Management approach:
- Systemic corticosteroids: initial control of the disease often requires systemic corticosteroids (typically at a dose of 0.5-1 mg/kg prednisolone)
- Steroid-sparing immunosuppressants: concurrently, steroid-sparing immunosuppressants such as azathioprine, mycophenolate mofetil, or rituximab may be introduced.
Conclusion
Accessing patients with acute dermatological emergencies requires a high level of skill and knowledge to ensure life-threatening conditions are identified and the patient is referred to the appropriate specialty. Although the role of ACPs is increasingly growing in both primary and secondary care settings, many ACPs may not feel confident in dealing with dermatological emergencies. This clinical review has sought to provide an overview of acute dermatological emergencies and their management plans. Furthermore, it will help ACPs to use a high degree of autonomy and complex decision-making alongside demonstrating the four pillars of advanced practice.
KEY POINTS
- Advanced clinical practitioners, despite their broad scope of practice, may encounter challenges in managing dermatological emergencies due to the complexity of the specialty. Ongoing education and professional development to increase confidence and proficiency in this area is crucial
- Dermatological emergencies can present with a range of clinical features, encompassing both cutaneous and systemic manifestations
- Certain severe drug rashes may emerge as late as 6 weeks following commencement of a medication. Therefore, conducting a comprehensive review of all medications commenced within this time frame is crucial to accurately identifying and discontinuing the suspected causative agent
- Early recognition of dermatological emergencies such as Stevens-Johnson syndrome (SJS) and toxic epidermal necrolysis (TEN) is critical for improved patient outcomes
CPD reflective questions
- How can ACPs proactively address gaps in their knowledge and skills related to acute dermatological emergencies to enhance their confidence and competence in this domain?
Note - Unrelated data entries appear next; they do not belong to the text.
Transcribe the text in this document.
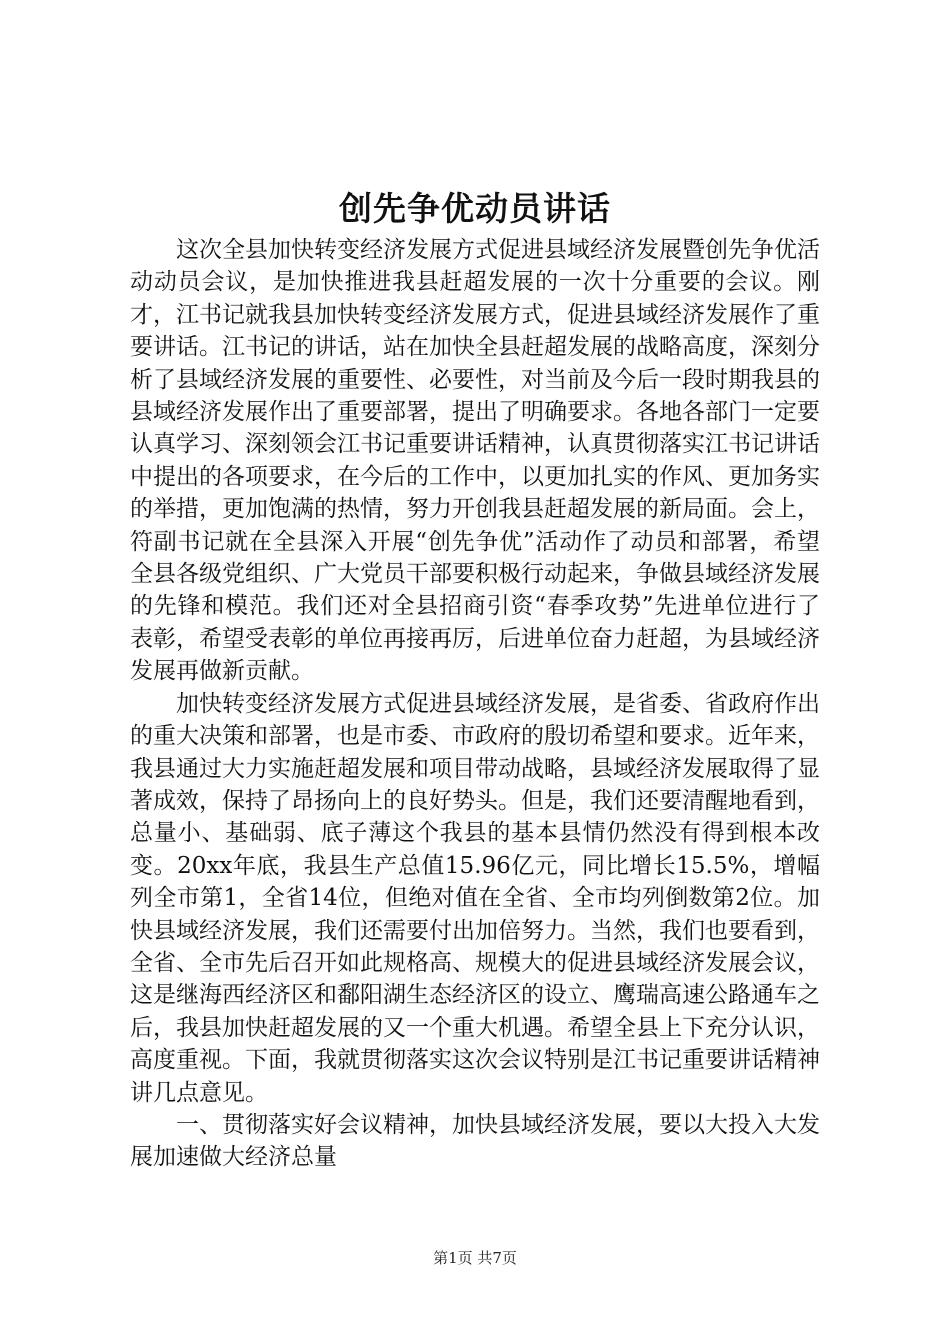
创先争优动员讲话

这次全县加快转变经济发展方式促进县域经济发展暨创先争优活动动员会议，是加快推进我县赶超发展的一次十分重要的会议。刚才，江书记就我县加快转变经济发展方式，促进县域经济发展作了重要讲话。江书记的讲话，站在加快全县赶超发展的战略高度，深刻分析了县域经济发展的重要性、必要性，对当前及今后一段时期我县的县域经济发展作出了重要部署，提出了明确要求。各地各部门一定要认真学习、深刻领会江书记重要讲话精神，认真贯彻落实江书记讲话中提出的各项要求，在今后的工作中，以更加扎实的作风、更加务实的举措，更加饱满的热情，努力开创我县赶超发展的新局面。会上，符副书记就在全县深入开展“创先争优”活动作了动员和部署，希望全县各级党组织、广大党员干部要积极行动起来，争做县域经济发展的先锋和模范。我们还对全县招商引资“春季攻势”先进单位进行了表彰，希望受表彰的单位再接再厉，后进单位奋力赶超，为县域经济发展再做新贡献。

加快转变经济发展方式促进县域经济发展，是省委、省政府作出的重大决策和部署，也是市委、市政府的殷切希望和要求。近年来，我县通过大力实施赶超发展和项目带动战略，县域经济发展取得了显著成效，保持了昂扬向上的良好势头。但是，我们还要清醒地看到，总量小、基础弱、底子薄这个我县的基本县情仍然没有得到根本改变。20xx年底，我县生产总值15.96亿元，同比增长15.5%，增幅列全市第1，全省14位，但绝对值在全省、全市均列倒数第2位。加快县域经济发展，我们还需要付出加倍努力。当然，我们也要看到，全省、全市先后召开如此规格高、规模大的促进县域经济发展会议，这是继海西经济区和鄱阳湖生态经济区的设立、鹰瑞高速公路通车之后，我县加快赶超发展的又一个重大机遇。希望全县上下充分认识，高度重视。下面，我就贯彻落实这次会议特别是江书记重要讲话精神讲几点意见。

一、贯彻落实好会议精神，加快县域经济发展，要以大投入大发展加速做大经济总量

第1页 共7页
- What strategies can healthcare institutions implement to facilitate interdisciplinary collaboration and communication among ACPs, dermatologists and other specialists to optimise patient outcomes in dermatological emergencies?
- In what ways can ACPs integrate reflective practice into their clinical workflows to continuously evaluate and refine their management approaches for acute dermatological conditions?